A Republica vive no coração de todos os que a servem, segundo a sua posição, e com ela, a Patria precisa tranquilidade, pois o instinto nunca lhe faltou para resolver os seus destinos, até nas horas mais delicadas».
No dia 25 de abril de 1931 a movimentação estudantil tinha--se iniciado com uma greve na Faculdade de Medicina de Lisboa, que provocou bastante agitação no meio académico, que rapidamente se propagaria às universidades de Coimbra e do Porto, extravasando para a rua.
No dia 30 de abril a multidão que se juntou no funeral do estudante portuense João Martins Branco (que faleceu durante os confrontos com a polícia nos dias anteriores) manifestou--se claramente contra os métodos policiais usados pela Ditadura. Por isso, o último dia de abril e o primeiro de maio daquele ano foram de enorme agitação estudantil e popular em Lisboa e no Porto.
Os estudantes universitários apoiavam a luta que se travava contra a Ditadura, na Madeira e na Guiné, acreditando que o retorno à República seria melhor para o povo e para o País.
Em Lisboa, nas ruas da Baixa e sobretudo no Campo de Santana, a balbúrdia desse 1º de Maio foi enorme. Foram distribuídos manifestos estudantis e de organizações operárias. Elementos anarco-sindicalistas e comunistas envolveram-se também.
O povo concentrou-se no Rossio, para celebrar o 1º de Maio, mas a GNR dispersou os manifestantes. Passados alguns minutos rebentou uma bomba nas imediações daquela praça a que se seguiram mais dois rebentamentos que lançaram o pânico.
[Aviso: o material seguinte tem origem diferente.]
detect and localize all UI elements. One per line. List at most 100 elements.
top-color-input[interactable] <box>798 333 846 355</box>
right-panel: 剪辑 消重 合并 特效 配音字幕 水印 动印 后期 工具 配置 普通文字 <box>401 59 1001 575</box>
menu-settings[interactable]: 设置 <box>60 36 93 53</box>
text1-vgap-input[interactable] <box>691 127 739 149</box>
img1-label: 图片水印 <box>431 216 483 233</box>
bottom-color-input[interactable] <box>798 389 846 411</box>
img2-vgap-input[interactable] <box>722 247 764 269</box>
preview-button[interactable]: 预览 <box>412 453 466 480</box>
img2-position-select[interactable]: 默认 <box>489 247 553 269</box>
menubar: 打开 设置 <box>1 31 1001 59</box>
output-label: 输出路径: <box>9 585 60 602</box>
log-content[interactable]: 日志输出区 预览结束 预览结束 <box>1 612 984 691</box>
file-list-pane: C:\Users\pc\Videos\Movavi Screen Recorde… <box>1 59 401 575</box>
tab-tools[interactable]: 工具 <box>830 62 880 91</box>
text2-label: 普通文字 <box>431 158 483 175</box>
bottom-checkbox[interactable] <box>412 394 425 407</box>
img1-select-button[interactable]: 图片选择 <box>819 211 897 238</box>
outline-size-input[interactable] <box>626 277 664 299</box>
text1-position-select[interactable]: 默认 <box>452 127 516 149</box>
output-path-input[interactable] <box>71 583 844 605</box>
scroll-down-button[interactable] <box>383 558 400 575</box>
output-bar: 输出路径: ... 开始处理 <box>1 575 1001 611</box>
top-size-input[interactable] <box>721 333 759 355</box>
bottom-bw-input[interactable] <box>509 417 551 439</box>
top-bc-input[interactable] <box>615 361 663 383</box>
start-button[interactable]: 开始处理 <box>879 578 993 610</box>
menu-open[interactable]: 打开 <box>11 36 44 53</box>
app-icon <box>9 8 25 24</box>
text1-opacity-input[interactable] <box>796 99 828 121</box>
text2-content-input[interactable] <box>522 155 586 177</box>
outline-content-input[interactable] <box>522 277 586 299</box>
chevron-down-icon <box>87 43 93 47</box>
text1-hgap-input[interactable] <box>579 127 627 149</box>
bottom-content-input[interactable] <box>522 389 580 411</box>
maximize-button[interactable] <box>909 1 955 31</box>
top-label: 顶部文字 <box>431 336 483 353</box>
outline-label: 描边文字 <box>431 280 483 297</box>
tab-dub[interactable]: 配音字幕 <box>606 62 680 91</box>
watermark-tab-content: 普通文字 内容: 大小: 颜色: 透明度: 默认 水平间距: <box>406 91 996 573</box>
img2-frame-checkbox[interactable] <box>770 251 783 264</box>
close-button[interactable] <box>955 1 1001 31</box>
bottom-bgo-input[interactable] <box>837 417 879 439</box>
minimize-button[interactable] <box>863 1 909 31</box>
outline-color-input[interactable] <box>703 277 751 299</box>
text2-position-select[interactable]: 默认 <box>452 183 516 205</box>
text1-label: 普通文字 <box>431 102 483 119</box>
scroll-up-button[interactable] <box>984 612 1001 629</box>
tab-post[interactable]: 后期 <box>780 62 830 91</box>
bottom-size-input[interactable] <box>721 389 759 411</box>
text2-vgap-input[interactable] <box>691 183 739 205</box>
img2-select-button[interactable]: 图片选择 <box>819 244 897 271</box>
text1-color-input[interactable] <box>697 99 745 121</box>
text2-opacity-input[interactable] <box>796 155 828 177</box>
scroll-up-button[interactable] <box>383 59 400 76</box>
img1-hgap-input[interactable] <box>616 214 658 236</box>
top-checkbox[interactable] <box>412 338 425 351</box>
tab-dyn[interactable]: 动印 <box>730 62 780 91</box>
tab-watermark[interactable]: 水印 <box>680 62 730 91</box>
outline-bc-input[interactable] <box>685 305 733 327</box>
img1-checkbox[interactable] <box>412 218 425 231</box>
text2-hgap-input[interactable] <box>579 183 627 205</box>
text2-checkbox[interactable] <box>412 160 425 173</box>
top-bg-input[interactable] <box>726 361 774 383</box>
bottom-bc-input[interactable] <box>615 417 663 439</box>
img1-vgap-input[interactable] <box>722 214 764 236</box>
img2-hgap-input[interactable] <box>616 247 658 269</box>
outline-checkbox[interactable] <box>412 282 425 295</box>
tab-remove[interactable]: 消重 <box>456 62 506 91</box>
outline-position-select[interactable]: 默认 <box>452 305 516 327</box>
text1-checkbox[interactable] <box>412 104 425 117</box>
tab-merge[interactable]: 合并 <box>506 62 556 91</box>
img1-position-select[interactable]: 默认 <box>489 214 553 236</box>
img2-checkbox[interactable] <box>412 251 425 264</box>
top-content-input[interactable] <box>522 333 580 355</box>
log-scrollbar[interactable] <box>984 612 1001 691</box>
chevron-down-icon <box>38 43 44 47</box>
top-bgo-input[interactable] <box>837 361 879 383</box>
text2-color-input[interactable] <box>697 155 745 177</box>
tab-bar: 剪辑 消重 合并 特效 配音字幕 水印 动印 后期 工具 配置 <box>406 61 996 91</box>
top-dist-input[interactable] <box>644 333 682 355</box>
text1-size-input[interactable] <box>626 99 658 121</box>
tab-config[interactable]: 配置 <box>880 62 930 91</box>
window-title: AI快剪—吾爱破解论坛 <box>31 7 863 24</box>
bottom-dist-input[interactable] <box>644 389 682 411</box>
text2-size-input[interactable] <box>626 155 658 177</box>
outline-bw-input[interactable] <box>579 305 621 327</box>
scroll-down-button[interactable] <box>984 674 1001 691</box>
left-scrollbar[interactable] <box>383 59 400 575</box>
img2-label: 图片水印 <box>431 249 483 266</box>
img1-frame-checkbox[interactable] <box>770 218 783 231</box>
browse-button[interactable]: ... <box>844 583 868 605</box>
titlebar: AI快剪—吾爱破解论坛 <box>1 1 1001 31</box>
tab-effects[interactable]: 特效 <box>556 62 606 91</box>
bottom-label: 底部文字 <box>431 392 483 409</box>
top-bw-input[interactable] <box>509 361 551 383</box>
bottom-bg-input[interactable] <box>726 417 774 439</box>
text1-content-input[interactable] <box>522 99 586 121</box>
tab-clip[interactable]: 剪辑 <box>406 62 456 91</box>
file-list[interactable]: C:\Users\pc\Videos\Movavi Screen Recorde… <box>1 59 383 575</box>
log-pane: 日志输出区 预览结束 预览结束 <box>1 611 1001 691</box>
A iluminação esteve apagada durante a noite e, às 23 horas, a polícia mandou fechar os estabelecimentos comerciais ainda abertos (cf. “Diário de Lisboa”, de 2 de maio de 1931).
Só nas instituições de saúde de Lisboa, no dia 1 de maio, foram socorridas 26 pessoas (21 homens e 5 mulheres), sendo de admitir que o número de feridos fosse maior, mas para não terem de se identificar, alguns preferiram tratar-se junto da família. Destas quase três dezenas de feridos oficiais, viriam a falecer quatro homens (três no Hospital de S. José e um no Hospital de S.ta Maria).
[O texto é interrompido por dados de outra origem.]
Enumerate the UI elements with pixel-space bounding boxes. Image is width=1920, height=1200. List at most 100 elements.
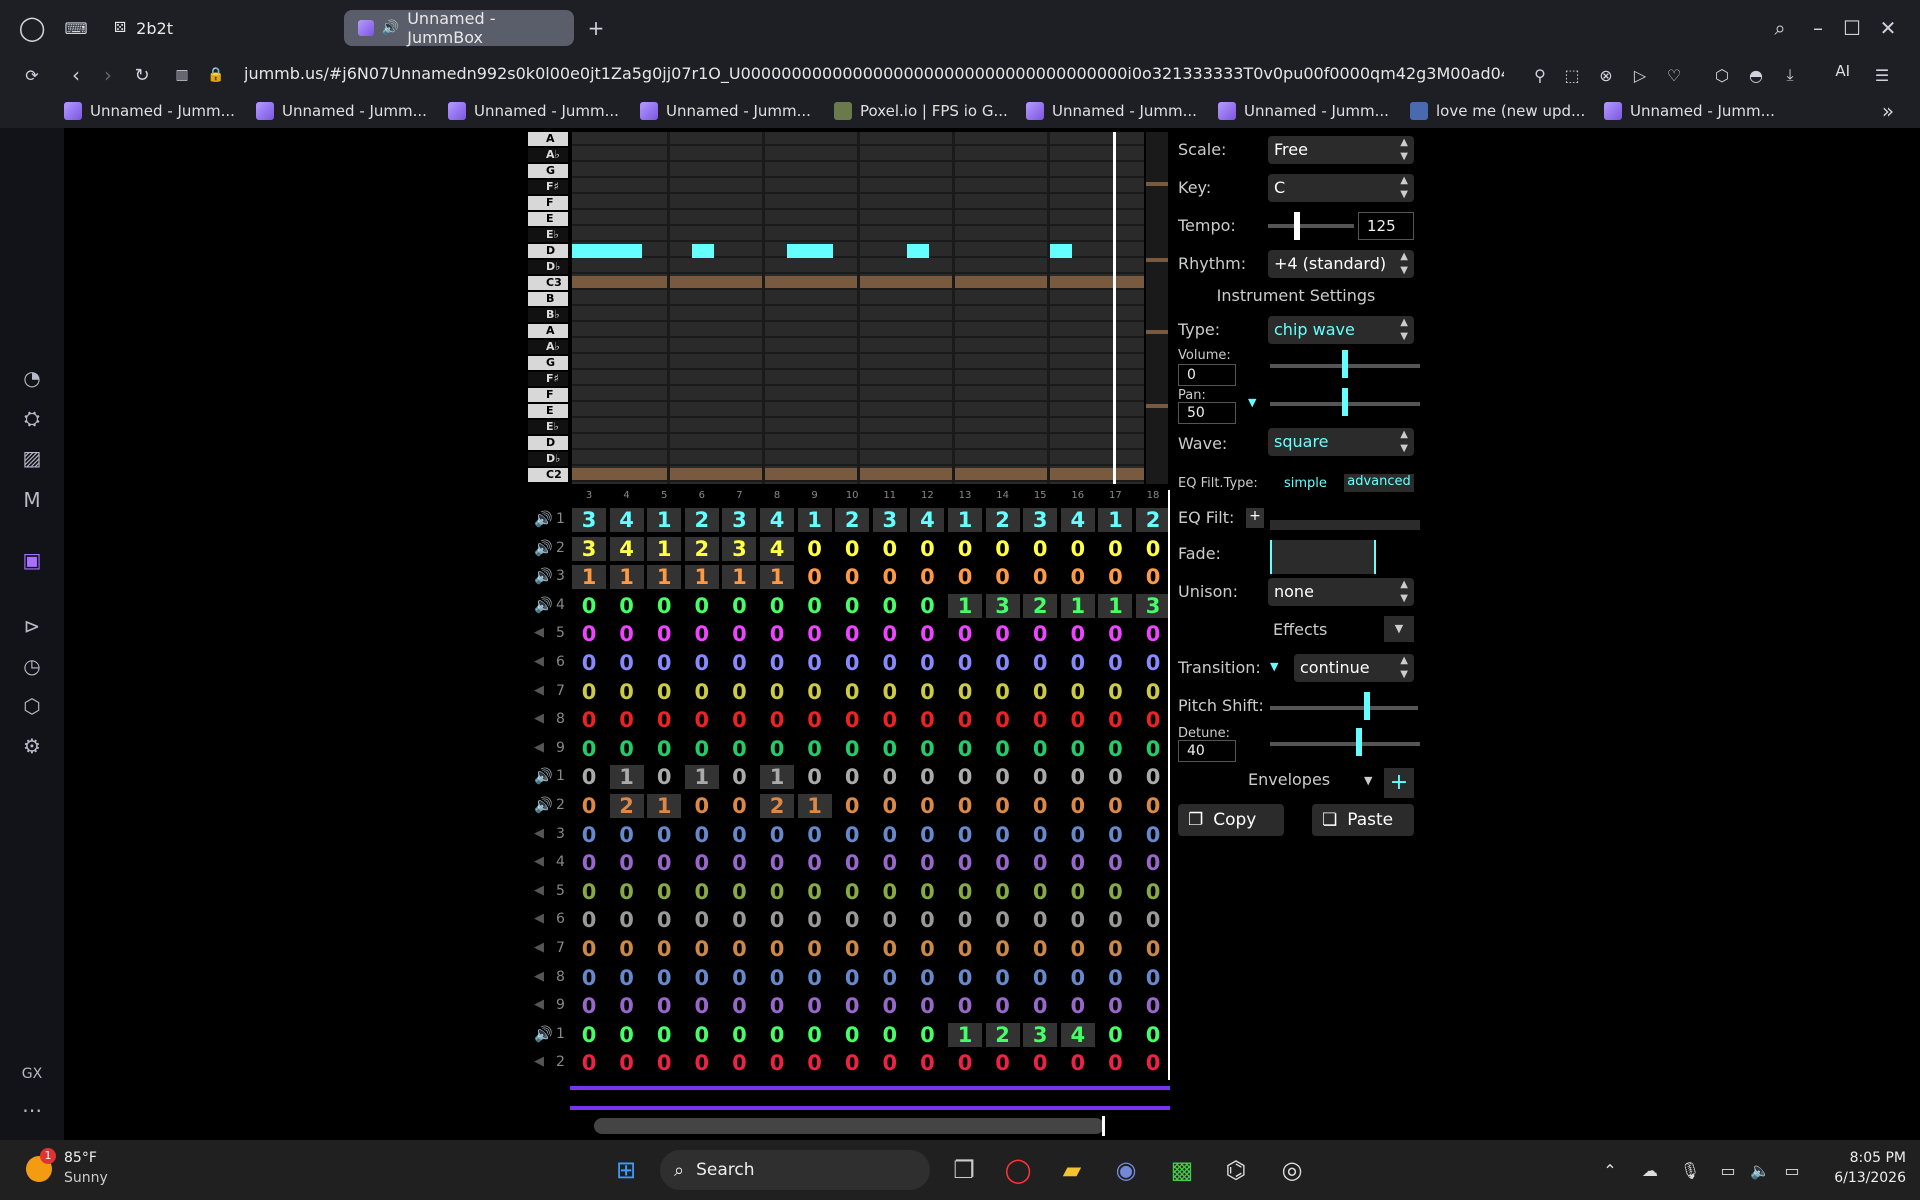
pattern-editor[interactable] (572, 132, 1144, 484)
pattern-cell[interactable]: 0 (610, 1023, 644, 1047)
channel-number[interactable]: 1 (556, 508, 570, 530)
minimize-icon[interactable]: – (1804, 14, 1832, 42)
pattern-cell[interactable]: 0 (1061, 765, 1095, 789)
pattern-cell[interactable]: 0 (1098, 708, 1132, 732)
pattern-cell[interactable]: 1 (797, 508, 832, 532)
history-icon[interactable]: ◷ (18, 652, 46, 680)
pattern-cell[interactable]: 0 (873, 651, 907, 675)
pattern-cell[interactable]: 0 (948, 565, 982, 589)
pattern-cell[interactable]: 0 (685, 823, 719, 847)
pattern-cell[interactable]: 0 (986, 622, 1020, 646)
pattern-cell[interactable]: 0 (798, 651, 832, 675)
pattern-cell[interactable]: 0 (1023, 737, 1057, 761)
pattern-cell[interactable]: 0 (685, 1023, 719, 1047)
piano-key[interactable]: F (528, 388, 568, 402)
play-icon[interactable]: ▷ (1626, 61, 1654, 89)
piano-key[interactable]: D (528, 244, 568, 258)
pattern-cell[interactable]: 1 (722, 565, 757, 590)
pattern-cell[interactable]: 0 (798, 966, 832, 990)
pan-slider-knob[interactable] (1342, 388, 1348, 416)
pattern-cell[interactable]: 4 (760, 536, 794, 561)
pattern-cell[interactable]: 0 (910, 594, 944, 618)
pattern-cell[interactable]: 0 (1098, 765, 1132, 789)
pattern-cell[interactable]: 0 (647, 594, 681, 618)
pattern-cell[interactable]: 0 (1098, 1051, 1132, 1075)
channel-number[interactable]: 7 (556, 680, 570, 702)
pattern-cell[interactable]: 0 (835, 651, 869, 675)
pattern-cell[interactable]: 4 (609, 536, 644, 561)
maximize-icon[interactable]: ☐ (1838, 14, 1866, 42)
pan-expand-icon[interactable]: ▼ (1248, 396, 1256, 409)
speaker-icon[interactable]: 🔊 (534, 794, 554, 816)
pattern-cell[interactable]: 0 (1098, 966, 1132, 990)
pattern-cell[interactable]: 0 (910, 823, 944, 847)
pattern-cell[interactable]: 2 (684, 536, 719, 561)
opera-gx-icon[interactable]: ◯ (998, 1150, 1038, 1190)
pattern-cell[interactable]: 0 (1061, 851, 1095, 875)
pattern-cell[interactable]: 2 (985, 1022, 1020, 1047)
piano-key[interactable]: F♯ (528, 372, 568, 386)
pattern-cell[interactable]: 0 (910, 937, 944, 961)
pattern-cell[interactable]: 0 (685, 680, 719, 704)
app-icon[interactable]: ⌬ (1216, 1150, 1256, 1190)
pattern-cell[interactable]: 0 (1023, 794, 1057, 818)
pattern-cell[interactable]: 0 (835, 565, 869, 589)
pattern-cell[interactable]: 0 (1061, 737, 1095, 761)
pattern-cell[interactable]: 0 (873, 1051, 907, 1075)
pattern-cell[interactable]: 0 (1098, 794, 1132, 818)
pattern-cell[interactable]: 0 (873, 594, 907, 618)
channel-number[interactable]: 3 (556, 823, 570, 845)
piano-key[interactable]: B (528, 292, 568, 306)
pattern-cell[interactable]: 0 (722, 708, 756, 732)
pattern-cell[interactable]: 0 (873, 908, 907, 932)
pattern-cell[interactable]: 0 (722, 651, 756, 675)
pattern-cell[interactable]: 0 (1061, 708, 1095, 732)
pattern-cell[interactable]: 0 (1136, 708, 1170, 732)
muted-speaker-icon[interactable]: ◀ (534, 622, 554, 644)
note[interactable] (787, 244, 833, 258)
pattern-cell[interactable]: 0 (1023, 708, 1057, 732)
channel-number[interactable]: 3 (556, 565, 570, 587)
battery-icon[interactable]: ▭ (1772, 1150, 1812, 1190)
muted-speaker-icon[interactable]: ◀ (534, 823, 554, 845)
pattern-cell[interactable]: 0 (1098, 851, 1132, 875)
pattern-cell[interactable]: 0 (873, 765, 907, 789)
pattern-cell[interactable]: 0 (647, 708, 681, 732)
channel-number[interactable]: 1 (556, 765, 570, 787)
clock-time[interactable]: 8:05 PM (1816, 1150, 1906, 1166)
pattern-cell[interactable]: 0 (835, 908, 869, 932)
pattern-cell[interactable]: 0 (760, 966, 794, 990)
pattern-cell[interactable]: 0 (948, 537, 982, 561)
pattern-cell[interactable]: 0 (1136, 680, 1170, 704)
pattern-cell[interactable]: 0 (798, 737, 832, 761)
extensions-icon[interactable]: ⬡ (18, 692, 46, 720)
pattern-cell[interactable]: 0 (986, 680, 1020, 704)
pattern-cell[interactable]: 0 (798, 1051, 832, 1075)
pattern-cell[interactable]: 0 (873, 880, 907, 904)
pattern-cell[interactable]: 0 (647, 680, 681, 704)
pattern-cell[interactable]: 0 (760, 622, 794, 646)
pattern-cell[interactable]: 0 (1023, 680, 1057, 704)
pattern-cell[interactable]: 0 (685, 880, 719, 904)
pattern-cell[interactable]: 1 (609, 565, 644, 590)
pattern-cell[interactable]: 0 (986, 994, 1020, 1018)
pattern-cell[interactable]: 0 (1061, 794, 1095, 818)
pattern-cell[interactable]: 0 (798, 594, 832, 618)
pattern-cell[interactable]: 0 (910, 851, 944, 875)
pattern-cell[interactable]: 0 (798, 880, 832, 904)
pattern-cell[interactable]: 0 (948, 1051, 982, 1075)
twitch-icon[interactable]: ▣ (18, 546, 46, 574)
pattern-cell[interactable]: 0 (948, 823, 982, 847)
pattern-cell[interactable]: 0 (986, 708, 1020, 732)
pattern-cell[interactable]: 0 (798, 994, 832, 1018)
pattern-cell[interactable]: 0 (948, 966, 982, 990)
bookmark[interactable]: Unnamed - Jumm... (1026, 97, 1197, 125)
muted-speaker-icon[interactable]: ◀ (534, 937, 554, 959)
piano-key[interactable]: G (528, 356, 568, 370)
pattern-cell[interactable]: 0 (910, 994, 944, 1018)
bookmark[interactable]: Poxel.io | FPS io G... (834, 97, 1008, 125)
muted-speaker-icon[interactable]: ◀ (534, 651, 554, 673)
pattern-cell[interactable]: 0 (798, 708, 832, 732)
pattern-cell[interactable]: 3 (1023, 508, 1058, 532)
pattern-cell[interactable]: 0 (835, 851, 869, 875)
No Porto, o 1º de Maio decorreu com normalidade até meio da tarde, depois, registaram-se incidentes que provocaram ferimentos em pelo menos um agente das forças policiais e em diversos populares (o “Diário da Manhã”, de 2 de maio, refere cerca de 20 feridos), o que levou as autoridades a mandar encerrar todos os estabelecimentos.
Os tumultos revolucionários de apoio aos revoltosos da Madeira ocorreram noutras partes do País, quase sempre provocados por elementos considerados extremistas e próximos dos comunistas e dos anarco-sindicalistas.
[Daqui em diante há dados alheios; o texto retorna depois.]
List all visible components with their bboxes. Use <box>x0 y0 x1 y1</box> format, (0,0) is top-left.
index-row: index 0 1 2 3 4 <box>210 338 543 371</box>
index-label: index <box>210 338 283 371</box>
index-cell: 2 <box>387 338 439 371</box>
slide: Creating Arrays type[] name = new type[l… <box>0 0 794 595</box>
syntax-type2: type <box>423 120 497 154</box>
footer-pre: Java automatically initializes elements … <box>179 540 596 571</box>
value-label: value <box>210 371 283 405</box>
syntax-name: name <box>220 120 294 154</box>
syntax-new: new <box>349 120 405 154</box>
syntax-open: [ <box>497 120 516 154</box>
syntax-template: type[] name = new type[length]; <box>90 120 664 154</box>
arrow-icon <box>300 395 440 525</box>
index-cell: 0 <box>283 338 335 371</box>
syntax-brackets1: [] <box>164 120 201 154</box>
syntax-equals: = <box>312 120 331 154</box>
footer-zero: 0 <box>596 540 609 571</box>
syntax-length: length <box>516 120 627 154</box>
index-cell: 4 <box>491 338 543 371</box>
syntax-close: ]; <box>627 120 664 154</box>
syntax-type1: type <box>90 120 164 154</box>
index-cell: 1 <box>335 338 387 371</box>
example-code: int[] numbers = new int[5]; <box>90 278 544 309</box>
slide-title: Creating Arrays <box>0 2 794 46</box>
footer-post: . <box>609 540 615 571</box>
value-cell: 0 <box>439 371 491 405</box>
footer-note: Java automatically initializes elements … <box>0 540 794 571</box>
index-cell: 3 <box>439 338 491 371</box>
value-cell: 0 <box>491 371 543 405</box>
O “Diário da Manhã” de 4 de maio noticia «mais uma tentativa de descarrilamento próximo de Pombal» (Linha do Norte), mas antes já se haviam registado descarrilamentos no Porto, na Figueira da Foz e noutras localidades.
No princípio de maio de 1931 a polícia conseguiu fazer uma importante apreensão de bombas, espingardas e material de guerra, em Lisboa e Alverca. Até os taxistas da capital colaboraram neste rebuliço com uma greve.
Em suma, o 1º de maio de 1931 foi uma jornada de luta, inequivocamente, a favor dos revoltosos e contra a Ditadura. Houve bastante protagonismo, nestes tumultos, por parte dos estudantes universitários, mormente das faculdades de Medicina e de Direito. Registaram-se pelo menos quatro mortos, cerca de uma centena de feridos nos confrontos com as polícias e dezenas de prisões. Mas verificou-se, também, que a oposição não estava só nas Academias. Havia outras organizações por detrás da desordem, conforme explica Raúl Rêgo (História da República, página 181): «Como se a oposição à ditadura tivesse bases ideológicas que não apenas atitudes individuais ou profissionais».
Felizmente, vivemos hoje em democracia e, desde 1974, em cada 1º de Maio as pessoas podem manifestar-se pacificamente e dar largas às suas reais preocupações que, infelizmente, são cada vez mais, nos difíceis tempos que vamos vivendo.